Homebuilding Drops, Companies Survive

October 27, 2008

This week’s focus in TWST is on Residential Construction. This is obviously one of the more hard hit areas of the current financial crisis, and we spoke to several analysts of the state of this space- where we are and where we’re headed.

According to Robert Stevenson of Fox-Pitt Kelton Cocrach Caronia Waller, there will be more of a drop in this space, the only question is how much. This question is dependent on the job situation:

Mr. Stevenson: I think that everything at this point revolves around the jobs. If you think that the economy is just going to muddle along at this rate for a while, I think that home prices probably have another 10% to 15% on average to drop in order to reach the sort of bottom. But if you believe that the economy is about to nosedive, that the job losses are going to start accelerating from here, expect a bigger price drop (more like 20% to 25%). Whether it’s the house that you live in or the homebuilder stock that you own, there is a lot of cause for concern.

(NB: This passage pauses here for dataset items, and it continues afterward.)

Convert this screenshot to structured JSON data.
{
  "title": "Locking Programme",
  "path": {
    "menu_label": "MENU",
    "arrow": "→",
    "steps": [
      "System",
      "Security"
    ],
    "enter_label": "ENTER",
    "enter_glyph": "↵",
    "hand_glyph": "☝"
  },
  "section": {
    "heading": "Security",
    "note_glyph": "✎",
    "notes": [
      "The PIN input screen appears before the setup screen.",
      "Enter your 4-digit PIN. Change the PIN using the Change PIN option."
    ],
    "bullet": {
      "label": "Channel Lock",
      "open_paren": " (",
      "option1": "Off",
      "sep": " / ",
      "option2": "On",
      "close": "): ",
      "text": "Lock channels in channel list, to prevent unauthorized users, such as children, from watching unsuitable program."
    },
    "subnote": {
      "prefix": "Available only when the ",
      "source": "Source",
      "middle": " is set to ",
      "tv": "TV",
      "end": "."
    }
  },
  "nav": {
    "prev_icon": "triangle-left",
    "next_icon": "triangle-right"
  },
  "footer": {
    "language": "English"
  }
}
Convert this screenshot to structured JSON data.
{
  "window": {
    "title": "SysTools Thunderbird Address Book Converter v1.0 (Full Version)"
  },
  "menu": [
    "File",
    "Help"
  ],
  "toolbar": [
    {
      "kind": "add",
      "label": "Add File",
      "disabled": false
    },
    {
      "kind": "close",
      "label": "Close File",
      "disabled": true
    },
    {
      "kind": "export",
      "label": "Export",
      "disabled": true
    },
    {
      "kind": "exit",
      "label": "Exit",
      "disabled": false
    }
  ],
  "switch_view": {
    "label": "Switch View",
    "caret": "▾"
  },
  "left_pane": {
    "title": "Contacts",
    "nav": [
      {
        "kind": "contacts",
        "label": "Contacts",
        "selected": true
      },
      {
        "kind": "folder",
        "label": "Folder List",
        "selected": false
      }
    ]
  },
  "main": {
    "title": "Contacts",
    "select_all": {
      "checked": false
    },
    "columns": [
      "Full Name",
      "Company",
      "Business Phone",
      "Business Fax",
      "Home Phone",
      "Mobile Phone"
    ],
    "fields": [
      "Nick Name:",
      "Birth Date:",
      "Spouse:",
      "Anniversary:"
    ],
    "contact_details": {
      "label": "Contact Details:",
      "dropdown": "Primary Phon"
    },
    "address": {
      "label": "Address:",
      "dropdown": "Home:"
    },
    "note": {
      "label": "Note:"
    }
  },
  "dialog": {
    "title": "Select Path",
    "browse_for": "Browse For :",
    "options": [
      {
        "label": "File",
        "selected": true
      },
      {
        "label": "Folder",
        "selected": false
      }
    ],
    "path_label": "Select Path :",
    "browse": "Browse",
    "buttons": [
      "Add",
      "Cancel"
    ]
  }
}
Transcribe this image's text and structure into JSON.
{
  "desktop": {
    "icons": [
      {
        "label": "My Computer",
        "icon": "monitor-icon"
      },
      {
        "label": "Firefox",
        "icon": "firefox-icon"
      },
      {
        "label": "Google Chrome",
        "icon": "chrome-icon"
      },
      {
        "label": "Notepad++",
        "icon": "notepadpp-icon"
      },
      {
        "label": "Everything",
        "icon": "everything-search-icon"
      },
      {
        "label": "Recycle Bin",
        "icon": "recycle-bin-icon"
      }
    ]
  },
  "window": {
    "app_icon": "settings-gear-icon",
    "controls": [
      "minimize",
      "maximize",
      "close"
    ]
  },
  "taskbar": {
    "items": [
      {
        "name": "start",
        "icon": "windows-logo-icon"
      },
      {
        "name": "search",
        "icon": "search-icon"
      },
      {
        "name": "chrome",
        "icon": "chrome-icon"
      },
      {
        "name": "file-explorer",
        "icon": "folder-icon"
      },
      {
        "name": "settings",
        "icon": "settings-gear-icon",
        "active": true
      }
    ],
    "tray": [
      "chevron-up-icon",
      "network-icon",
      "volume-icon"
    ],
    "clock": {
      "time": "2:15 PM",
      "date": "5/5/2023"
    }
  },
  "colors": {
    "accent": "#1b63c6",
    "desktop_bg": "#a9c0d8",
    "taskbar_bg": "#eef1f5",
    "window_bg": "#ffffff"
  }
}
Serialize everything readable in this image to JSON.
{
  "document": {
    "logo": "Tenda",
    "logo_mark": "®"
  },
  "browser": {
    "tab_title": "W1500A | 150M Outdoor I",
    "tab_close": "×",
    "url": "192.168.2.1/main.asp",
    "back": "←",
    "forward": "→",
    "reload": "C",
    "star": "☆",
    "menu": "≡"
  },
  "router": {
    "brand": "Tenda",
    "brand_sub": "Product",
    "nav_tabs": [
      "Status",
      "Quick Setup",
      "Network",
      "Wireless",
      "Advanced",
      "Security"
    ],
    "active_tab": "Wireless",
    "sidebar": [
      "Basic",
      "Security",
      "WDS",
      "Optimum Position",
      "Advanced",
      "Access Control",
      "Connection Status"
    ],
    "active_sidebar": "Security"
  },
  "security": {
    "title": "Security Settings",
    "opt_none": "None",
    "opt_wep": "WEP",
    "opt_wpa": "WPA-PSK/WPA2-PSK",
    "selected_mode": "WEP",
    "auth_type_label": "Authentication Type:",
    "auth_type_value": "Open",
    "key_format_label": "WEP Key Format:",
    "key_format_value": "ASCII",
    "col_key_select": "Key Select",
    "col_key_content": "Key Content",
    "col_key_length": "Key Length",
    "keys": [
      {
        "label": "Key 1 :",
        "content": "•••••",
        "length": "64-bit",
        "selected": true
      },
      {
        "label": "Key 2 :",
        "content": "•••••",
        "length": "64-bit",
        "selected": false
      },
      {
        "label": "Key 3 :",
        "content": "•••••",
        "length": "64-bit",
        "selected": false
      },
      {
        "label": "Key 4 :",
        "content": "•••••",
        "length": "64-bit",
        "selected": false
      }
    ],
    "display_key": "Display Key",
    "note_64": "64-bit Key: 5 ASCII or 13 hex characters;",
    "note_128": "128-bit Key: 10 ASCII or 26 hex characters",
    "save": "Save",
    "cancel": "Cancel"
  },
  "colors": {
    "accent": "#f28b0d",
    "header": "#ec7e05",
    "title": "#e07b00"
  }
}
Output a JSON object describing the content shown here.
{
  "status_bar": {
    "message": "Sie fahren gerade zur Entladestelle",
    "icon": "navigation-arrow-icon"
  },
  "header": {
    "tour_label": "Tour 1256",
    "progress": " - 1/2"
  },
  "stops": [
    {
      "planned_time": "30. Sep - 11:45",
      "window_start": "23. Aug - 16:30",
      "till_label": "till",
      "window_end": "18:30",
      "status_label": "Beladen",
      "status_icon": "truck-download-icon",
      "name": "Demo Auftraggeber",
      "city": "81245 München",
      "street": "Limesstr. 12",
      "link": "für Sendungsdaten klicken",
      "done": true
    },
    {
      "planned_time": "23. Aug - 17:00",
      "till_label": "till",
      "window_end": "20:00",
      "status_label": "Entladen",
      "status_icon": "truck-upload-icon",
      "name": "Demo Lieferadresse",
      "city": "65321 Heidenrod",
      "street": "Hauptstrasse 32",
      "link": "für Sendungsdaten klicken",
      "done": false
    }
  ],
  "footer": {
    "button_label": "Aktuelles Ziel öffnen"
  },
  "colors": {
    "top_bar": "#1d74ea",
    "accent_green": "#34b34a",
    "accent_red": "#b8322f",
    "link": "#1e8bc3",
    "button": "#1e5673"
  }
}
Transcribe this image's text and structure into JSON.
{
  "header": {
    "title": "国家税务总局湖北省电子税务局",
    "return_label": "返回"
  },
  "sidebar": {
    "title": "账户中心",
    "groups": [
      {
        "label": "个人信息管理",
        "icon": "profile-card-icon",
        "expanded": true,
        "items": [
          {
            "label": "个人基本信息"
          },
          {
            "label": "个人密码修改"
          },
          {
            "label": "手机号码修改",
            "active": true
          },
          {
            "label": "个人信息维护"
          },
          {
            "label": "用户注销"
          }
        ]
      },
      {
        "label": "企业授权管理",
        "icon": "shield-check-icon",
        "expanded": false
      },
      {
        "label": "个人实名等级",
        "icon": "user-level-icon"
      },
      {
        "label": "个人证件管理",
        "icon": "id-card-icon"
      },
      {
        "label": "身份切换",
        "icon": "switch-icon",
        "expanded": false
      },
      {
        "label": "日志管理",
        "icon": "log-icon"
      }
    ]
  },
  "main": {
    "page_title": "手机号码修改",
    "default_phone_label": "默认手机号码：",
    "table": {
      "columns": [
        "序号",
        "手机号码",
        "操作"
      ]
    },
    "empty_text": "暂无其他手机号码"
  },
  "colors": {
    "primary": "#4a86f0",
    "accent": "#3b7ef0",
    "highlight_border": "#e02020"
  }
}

As for the homebuilding companies themselves, Stevenson claims that while this current crises has weakened them, it hasn’t crippled them:

“If you take a look at the debt maturity schedule from most of these companies, it’s not all that onerous for them in a lot of cases. So with no near-term debt maturities, as they stop buying land they start throwing off cash, which has allowed them to pay down some of the debt as it comes due. While many of these public builders are weakened from a balance sheet perspective, it hasn’t killed them.”

At the same time, he’s concerned about further fundamental shifts in this space:

“I’m not sure that there are that many of them that have the balance sheets that would be able to really withstand another severe drop in fundamentals from here.”